There is also a quieter shadow, which is the inability to soften one's own reflection. Etz'nab' people sometimes hold themselves to a standard of clarity that becomes contempt: the inner editor that never lets a draft be a draft, the diagnostician who refuses to let their own grief be messy. The work here is not less truth; it is more compassion in the same room as the truth.

Day-keepers warn that Etz'nab' energy used carelessly tends to produce regret. Words said on this day stick. Decisions made on this day hold. The advice is not to suppress the edge but to remember what it is for: the blade is a tool of the surgeon, not of the brawler. Cuts that heal are cuts that were aimed.

Trecena rhythms

A trecena that opens with Etz'nab' has a particular tonality across its thirteen days. The first days will tend to expose what has been getting away with vagueness — old agreements, half-honest relationships, projects that were never quite given a real shape. The temptation, especially around days four and five, is to flinch and re-cover what the opening day uncovered. Day-keepers advise letting the cut stay open a little longer than is comfortable.

By the middle of the trecena, the work shifts from naming to choosing. What has been seen has to be acted on — kept or released, repaired or composted. The Etz'nab' trecena does not reward people who saw clearly and then went back to bed. It rewards people who saw clearly and made a small, durable change in the direction the seeing pointed.

The closing days of the trecena are about settling. A clean account, a finished conversation, an honest line drawn. Trecenas opened by Etz'nab' tend to leave their participants with fewer relationships than they started with — but the ones that remain are noticeably truer. The stone is not interested in volume; it is interested in what is real.

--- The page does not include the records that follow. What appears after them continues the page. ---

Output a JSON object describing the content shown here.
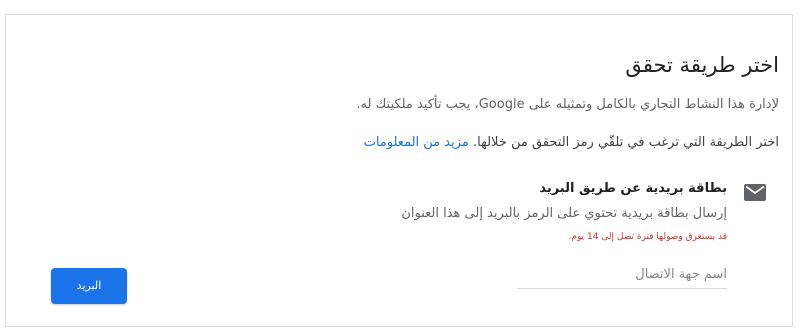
{
  "verification": {
    "title": "اختر طريقة تحقق",
    "intro": "لإدارة هذا النشاط التجاري بالكامل وتمثيله على Google، يجب تأكيد ملكيتك له.",
    "choose_text": "اختر الطريقة التي ترغب في تلقّي رمز التحقق من خلالها.",
    "learn_more": "مزيد من المعلومات"
  },
  "method": {
    "icon": "mail-icon",
    "title": "بطاقة بريدية عن طريق البريد",
    "description": "إرسال بطاقة بريدية تحتوي على الرمز بالبريد إلى هذا العنوان",
    "note": "قد يستغرق وصولها فترة تصل إلى 14 يوم.",
    "contact_placeholder": "اسم جهة الاتصال"
  },
  "actions": {
    "mail_button": "البريد"
  },
  "colors": {
    "accent": "#1a73e8",
    "note": "#d93025",
    "border": "#dadce0"
  }
}
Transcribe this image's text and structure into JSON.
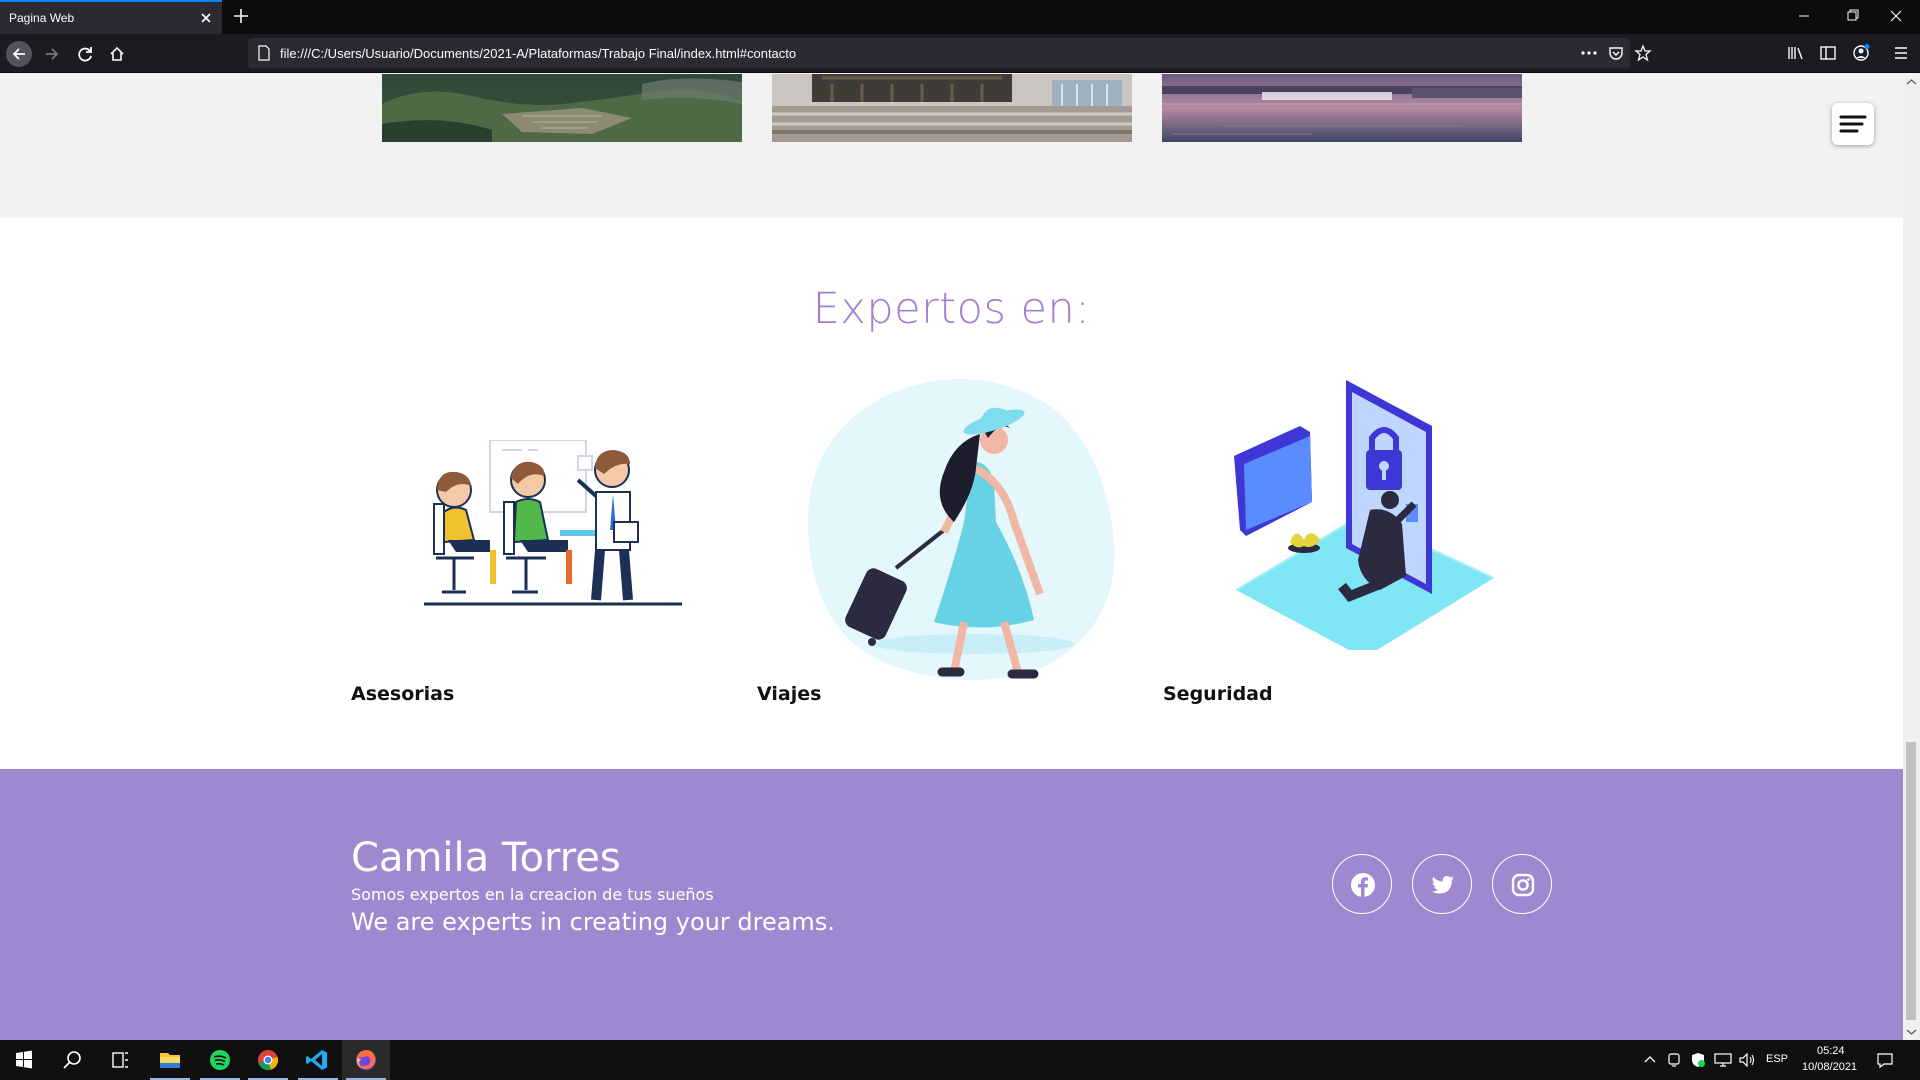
{
  "browser": {
    "tab_title": "Pagina Web",
    "url": "file:///C:/Users/Usuario/Documents/2021-A/Plataformas/Trabajo Final/index.html#contacto"
  },
  "page": {
    "section_title": "Expertos en:",
    "services": [
      {
        "label": "Asesorias",
        "icon": "meeting-illustration"
      },
      {
        "label": "Viajes",
        "icon": "traveler-illustration"
      },
      {
        "label": "Seguridad",
        "icon": "security-illustration"
      }
    ],
    "footer": {
      "name": "Camila Torres",
      "tagline_es": "Somos expertos en la creacion de tus sueños",
      "tagline_en": "We are experts in creating your dreams.",
      "social": [
        "facebook-icon",
        "twitter-icon",
        "instagram-icon"
      ]
    },
    "colors": {
      "accent": "#a07fd2",
      "footer_bg": "#a088d0"
    }
  },
  "taskbar": {
    "language": "ESP",
    "time": "05:24",
    "date": "10/08/2021"
  }
}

Frequently asked questions

  • What does Etz'nab' mean in the Maya calendar?

    Etz'nab' is the 18th day sign of the tzolkin, meaning flint, knife, or mirror. Its K'iche' name is Tijax. The nawal represents the obsidian blade that cuts illusion and the obsidian mirror that reflects truth.

  • What is the difference between Etz'nab' and Tijax?

    They are the same day sign in different Mayan languages. Etz'nab' is the Yucatec and academic spelling used in most published sources; Tijax is the K'iche' and Kaqchikel name still used by living highland day-keepers in Guatemala.

  • What direction and color belong to Etz'nab'?

    Etz'nab' belongs to the North, paired with the color white. North is the direction of refinement, ancestors, cold air, and clarity. It shares this quarter with Ik', Kimi, Ok, and Ix — all signs with a sharpening, distilling quality.

  • What are people born on Etz'nab' (Tijax) like?

    Etz'nab' natives are honest, perceptive, and unusually intolerant of self-deception. Maya tradition links them to curanderas, surgeons, judges, and editors — work where mistaking wish for fact has a cost.